Endothelin has three known isoforms (endothelin-1, endothelin-2, and endothelin-3). Endothelin-1 is produced by the vascular endothelium and is one of the most potent known vasoconstrictors27. It is also the most important member of the endothelin family found in the peripheral vascular bed. The circulating concentration of endothelin has been demonstrated to be increased in patients who have essential hypertension and atherosclerotic vascular disease as well as in the presence of reperfusion injury9,17. Endothelin is approximately 100 times more potent than noradrenaline on a molar basis in the microvasculature system of the rabbit1, and it has a prolonged mechanism of action26. Endothelin has been reported to be an important factor in the pathogenesis of cerebral vasospasm16. Moreover, the potent vascular smooth-muscle relaxing agent nitric oxide is known to be functionally impaired with prolonged ischemia and in certain situations of reperfusion injury8. In the present study, production of nitric oxide was not demonstrated after three days of cold storage. Moreover, prostaglandins produced in tibiae that had been stored for one, three, or five days demonstrated predominantly vasoconstrictor activity. Thus, the increased production of the potent vasoconstrictor endothelin-1, the loss of the vascular smooth-muscle relaxing activity of prostaglandins, and the decreased production or effectiveness of nitric oxide strongly favor increased vascular tone and vessel spasm16,22.
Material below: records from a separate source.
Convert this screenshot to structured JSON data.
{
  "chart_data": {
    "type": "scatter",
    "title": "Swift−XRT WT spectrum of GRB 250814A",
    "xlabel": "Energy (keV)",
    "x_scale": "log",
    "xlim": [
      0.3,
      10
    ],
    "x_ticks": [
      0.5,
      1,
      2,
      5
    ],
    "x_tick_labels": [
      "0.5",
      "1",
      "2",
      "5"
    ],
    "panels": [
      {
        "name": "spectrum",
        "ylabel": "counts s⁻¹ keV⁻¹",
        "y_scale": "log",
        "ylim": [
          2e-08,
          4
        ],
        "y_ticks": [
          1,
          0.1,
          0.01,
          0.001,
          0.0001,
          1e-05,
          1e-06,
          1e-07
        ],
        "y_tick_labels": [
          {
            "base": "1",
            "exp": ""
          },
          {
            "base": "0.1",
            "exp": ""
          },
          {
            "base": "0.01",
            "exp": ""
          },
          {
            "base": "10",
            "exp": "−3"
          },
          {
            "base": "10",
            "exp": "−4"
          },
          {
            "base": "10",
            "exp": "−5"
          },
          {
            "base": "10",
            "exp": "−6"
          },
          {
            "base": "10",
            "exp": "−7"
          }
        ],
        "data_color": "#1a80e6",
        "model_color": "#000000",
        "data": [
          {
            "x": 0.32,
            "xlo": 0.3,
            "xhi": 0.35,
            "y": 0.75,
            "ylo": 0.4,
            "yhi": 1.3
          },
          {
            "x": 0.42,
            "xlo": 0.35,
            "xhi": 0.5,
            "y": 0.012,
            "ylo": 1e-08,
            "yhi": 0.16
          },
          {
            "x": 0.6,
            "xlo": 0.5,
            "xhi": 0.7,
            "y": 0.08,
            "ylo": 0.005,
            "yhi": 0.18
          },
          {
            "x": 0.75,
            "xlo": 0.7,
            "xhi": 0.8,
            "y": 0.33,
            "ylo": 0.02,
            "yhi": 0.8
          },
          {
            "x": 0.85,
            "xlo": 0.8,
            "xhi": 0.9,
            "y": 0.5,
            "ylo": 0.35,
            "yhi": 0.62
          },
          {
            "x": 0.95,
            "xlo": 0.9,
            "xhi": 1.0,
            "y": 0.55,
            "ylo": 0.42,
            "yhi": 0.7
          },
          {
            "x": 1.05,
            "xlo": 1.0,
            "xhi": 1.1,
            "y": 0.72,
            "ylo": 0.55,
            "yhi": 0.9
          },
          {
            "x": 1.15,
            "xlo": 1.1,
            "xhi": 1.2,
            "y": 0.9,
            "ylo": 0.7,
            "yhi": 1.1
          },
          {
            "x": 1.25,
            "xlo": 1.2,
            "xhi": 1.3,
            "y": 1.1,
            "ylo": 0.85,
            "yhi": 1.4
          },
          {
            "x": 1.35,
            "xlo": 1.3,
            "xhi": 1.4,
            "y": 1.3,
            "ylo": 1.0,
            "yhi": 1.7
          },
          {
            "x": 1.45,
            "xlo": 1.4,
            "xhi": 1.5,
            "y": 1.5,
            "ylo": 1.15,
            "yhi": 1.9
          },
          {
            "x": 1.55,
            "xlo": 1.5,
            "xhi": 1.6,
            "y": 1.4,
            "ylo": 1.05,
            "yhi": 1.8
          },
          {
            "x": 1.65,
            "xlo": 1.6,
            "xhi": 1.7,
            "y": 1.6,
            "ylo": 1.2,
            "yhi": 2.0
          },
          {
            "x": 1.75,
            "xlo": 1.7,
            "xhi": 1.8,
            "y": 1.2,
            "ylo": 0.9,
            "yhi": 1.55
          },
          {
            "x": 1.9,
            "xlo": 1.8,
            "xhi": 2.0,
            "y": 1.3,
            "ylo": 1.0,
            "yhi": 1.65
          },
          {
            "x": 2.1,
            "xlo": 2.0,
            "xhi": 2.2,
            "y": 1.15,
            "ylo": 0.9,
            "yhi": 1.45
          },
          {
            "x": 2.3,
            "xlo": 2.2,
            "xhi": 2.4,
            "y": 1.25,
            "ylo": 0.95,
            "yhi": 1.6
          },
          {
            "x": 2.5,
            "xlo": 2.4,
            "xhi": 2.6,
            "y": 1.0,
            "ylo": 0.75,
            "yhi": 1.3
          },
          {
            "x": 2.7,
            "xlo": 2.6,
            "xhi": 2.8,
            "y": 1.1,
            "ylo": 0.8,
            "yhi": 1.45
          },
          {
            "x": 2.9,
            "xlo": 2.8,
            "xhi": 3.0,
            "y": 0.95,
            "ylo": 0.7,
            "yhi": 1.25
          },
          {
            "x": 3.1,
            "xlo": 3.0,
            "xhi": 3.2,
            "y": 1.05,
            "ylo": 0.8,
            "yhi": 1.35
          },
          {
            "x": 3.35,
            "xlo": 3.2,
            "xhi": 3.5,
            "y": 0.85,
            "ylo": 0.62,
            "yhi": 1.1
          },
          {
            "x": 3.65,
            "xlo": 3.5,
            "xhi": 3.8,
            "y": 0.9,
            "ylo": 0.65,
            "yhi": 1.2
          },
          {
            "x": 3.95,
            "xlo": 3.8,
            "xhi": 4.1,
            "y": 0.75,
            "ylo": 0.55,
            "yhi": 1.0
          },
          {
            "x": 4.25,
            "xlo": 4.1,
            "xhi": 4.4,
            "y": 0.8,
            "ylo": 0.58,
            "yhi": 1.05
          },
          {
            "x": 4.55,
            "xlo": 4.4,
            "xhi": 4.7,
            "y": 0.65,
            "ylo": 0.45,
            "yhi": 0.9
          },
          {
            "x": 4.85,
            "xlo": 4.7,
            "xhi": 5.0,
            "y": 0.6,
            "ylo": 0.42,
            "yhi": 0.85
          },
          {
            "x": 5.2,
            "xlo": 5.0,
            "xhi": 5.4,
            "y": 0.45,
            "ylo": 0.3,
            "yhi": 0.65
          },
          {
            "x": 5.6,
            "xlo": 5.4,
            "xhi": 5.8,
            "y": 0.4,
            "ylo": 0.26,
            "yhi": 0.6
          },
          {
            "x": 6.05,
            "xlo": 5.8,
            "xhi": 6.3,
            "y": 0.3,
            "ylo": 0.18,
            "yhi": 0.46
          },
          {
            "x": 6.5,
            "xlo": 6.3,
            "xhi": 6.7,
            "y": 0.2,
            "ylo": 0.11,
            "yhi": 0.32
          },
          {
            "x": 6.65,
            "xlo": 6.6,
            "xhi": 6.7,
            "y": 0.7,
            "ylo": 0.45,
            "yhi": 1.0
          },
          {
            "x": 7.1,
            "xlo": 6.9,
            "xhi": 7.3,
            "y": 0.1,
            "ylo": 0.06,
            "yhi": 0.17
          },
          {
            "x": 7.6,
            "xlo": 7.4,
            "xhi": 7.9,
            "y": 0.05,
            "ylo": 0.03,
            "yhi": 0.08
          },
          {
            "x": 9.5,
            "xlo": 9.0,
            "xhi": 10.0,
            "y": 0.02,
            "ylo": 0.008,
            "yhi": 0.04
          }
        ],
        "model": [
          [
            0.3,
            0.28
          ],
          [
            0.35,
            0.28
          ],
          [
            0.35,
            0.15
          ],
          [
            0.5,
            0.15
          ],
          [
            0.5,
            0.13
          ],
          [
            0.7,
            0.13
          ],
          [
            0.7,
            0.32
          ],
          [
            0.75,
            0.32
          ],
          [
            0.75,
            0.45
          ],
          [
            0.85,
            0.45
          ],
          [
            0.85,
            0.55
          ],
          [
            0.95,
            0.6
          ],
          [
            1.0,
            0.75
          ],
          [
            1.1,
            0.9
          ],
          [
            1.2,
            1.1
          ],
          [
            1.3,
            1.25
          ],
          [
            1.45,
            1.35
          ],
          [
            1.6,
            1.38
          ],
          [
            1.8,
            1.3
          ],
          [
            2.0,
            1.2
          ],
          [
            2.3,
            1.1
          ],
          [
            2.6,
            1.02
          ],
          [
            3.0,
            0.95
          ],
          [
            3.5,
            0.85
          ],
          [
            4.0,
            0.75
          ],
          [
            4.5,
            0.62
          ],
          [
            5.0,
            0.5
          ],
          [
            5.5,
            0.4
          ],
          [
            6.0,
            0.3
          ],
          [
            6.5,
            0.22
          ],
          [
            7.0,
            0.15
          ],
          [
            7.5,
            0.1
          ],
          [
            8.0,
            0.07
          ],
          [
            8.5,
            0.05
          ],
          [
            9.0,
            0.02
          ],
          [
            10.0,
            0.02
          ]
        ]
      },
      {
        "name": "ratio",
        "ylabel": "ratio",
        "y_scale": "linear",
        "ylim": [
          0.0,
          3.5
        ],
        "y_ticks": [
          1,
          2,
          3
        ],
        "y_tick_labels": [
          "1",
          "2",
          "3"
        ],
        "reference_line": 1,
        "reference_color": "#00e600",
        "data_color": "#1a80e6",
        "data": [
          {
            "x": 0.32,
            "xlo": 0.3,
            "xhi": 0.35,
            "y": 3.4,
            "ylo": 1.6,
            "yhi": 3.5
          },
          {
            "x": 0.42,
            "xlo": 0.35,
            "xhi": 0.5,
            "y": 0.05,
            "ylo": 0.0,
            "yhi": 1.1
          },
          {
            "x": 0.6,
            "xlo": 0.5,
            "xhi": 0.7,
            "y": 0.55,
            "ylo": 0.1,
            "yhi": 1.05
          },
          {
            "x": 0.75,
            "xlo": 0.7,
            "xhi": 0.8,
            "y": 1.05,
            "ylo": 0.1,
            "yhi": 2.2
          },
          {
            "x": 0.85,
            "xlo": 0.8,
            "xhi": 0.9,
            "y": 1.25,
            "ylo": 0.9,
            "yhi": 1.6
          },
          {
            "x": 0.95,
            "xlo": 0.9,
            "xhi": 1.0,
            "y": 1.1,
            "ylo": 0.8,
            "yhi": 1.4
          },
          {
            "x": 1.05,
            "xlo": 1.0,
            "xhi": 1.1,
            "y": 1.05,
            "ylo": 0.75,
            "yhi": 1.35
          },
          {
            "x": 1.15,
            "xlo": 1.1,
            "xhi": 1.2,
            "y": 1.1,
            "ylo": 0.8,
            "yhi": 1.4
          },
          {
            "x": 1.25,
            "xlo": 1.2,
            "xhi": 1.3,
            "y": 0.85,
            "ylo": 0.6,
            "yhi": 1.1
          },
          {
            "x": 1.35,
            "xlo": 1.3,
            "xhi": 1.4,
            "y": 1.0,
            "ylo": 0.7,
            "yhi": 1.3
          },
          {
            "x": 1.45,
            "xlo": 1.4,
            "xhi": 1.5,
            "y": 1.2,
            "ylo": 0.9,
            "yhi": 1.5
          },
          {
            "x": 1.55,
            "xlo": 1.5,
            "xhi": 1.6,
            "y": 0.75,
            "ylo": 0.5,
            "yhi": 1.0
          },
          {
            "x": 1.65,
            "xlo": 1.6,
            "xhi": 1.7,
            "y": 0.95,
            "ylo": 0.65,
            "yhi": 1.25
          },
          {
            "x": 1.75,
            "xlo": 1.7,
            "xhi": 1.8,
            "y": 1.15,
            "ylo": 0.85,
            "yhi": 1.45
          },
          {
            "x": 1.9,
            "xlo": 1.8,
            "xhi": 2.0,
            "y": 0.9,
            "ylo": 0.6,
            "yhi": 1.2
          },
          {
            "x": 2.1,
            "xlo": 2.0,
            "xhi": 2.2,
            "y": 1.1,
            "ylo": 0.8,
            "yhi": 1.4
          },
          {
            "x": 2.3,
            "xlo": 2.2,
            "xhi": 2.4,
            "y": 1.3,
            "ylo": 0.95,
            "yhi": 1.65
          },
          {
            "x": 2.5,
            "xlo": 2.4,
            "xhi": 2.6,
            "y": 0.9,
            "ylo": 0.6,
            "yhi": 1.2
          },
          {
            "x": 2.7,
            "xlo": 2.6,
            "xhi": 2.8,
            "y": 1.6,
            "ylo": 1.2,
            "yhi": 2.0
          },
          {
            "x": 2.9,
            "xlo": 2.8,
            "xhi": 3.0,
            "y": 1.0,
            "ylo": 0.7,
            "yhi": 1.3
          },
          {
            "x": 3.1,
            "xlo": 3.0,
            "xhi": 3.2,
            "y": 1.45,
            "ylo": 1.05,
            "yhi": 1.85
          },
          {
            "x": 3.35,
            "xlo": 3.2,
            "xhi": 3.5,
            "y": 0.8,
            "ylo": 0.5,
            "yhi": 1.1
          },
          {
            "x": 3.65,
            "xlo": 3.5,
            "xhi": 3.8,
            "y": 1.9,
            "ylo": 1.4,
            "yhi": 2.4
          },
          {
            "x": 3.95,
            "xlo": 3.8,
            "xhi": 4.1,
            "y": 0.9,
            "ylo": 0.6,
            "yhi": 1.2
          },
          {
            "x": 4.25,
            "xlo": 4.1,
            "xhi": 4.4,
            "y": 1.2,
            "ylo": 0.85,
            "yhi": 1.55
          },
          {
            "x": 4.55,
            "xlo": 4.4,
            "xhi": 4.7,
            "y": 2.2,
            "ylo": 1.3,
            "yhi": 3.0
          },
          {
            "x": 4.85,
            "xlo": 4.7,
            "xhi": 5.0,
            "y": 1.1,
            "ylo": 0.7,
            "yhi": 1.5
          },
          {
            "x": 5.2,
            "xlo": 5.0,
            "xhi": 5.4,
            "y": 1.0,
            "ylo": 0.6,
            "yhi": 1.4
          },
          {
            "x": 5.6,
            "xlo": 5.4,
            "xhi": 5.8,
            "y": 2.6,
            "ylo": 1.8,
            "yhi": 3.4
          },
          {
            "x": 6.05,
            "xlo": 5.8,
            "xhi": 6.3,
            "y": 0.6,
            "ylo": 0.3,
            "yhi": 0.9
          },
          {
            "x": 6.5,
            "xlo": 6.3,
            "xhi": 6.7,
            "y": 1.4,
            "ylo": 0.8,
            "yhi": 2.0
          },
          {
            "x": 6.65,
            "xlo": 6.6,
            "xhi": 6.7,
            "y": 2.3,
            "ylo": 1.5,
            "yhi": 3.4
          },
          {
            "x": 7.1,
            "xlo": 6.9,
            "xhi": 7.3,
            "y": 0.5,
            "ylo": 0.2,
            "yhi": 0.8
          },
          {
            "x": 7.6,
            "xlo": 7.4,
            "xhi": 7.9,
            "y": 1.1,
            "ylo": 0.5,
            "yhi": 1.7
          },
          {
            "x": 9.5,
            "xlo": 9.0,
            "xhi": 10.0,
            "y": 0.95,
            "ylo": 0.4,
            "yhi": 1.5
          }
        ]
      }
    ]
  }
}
In conclusion, the results of the present study suggest that the eccrine function of the vascular endothelium in bone is altered in the interval from three to five days of hypothermic storage. When practical, tactics to minimize the ischemic injury of the vascular endothelium should be employed. When ischemia-induced injury of the vascular endothelium is established but not complete, adrenomedullin may be of some value in minimizing the factors that promote sustained vascular smooth-muscle constriction and the resulting elevated peripheral vascular resistance. Production of endothelium-derived hyperpolarized factor was apparently preserved even in the tibiae that had been stored for seven days, suggesting that it is the most ischemia-resistant component among the known vascular smooth-muscle relaxing agents that are produced in the vascular endothelium. Although a variety of vascular smooth-muscle relaxing agents are known to have a relationship to nitric oxide and prostacyclin, the importance of endothelium-derived hyperpolarized factor as a relaxing agent, particularly after ischemia-induced endothelial injury, may merit special attention.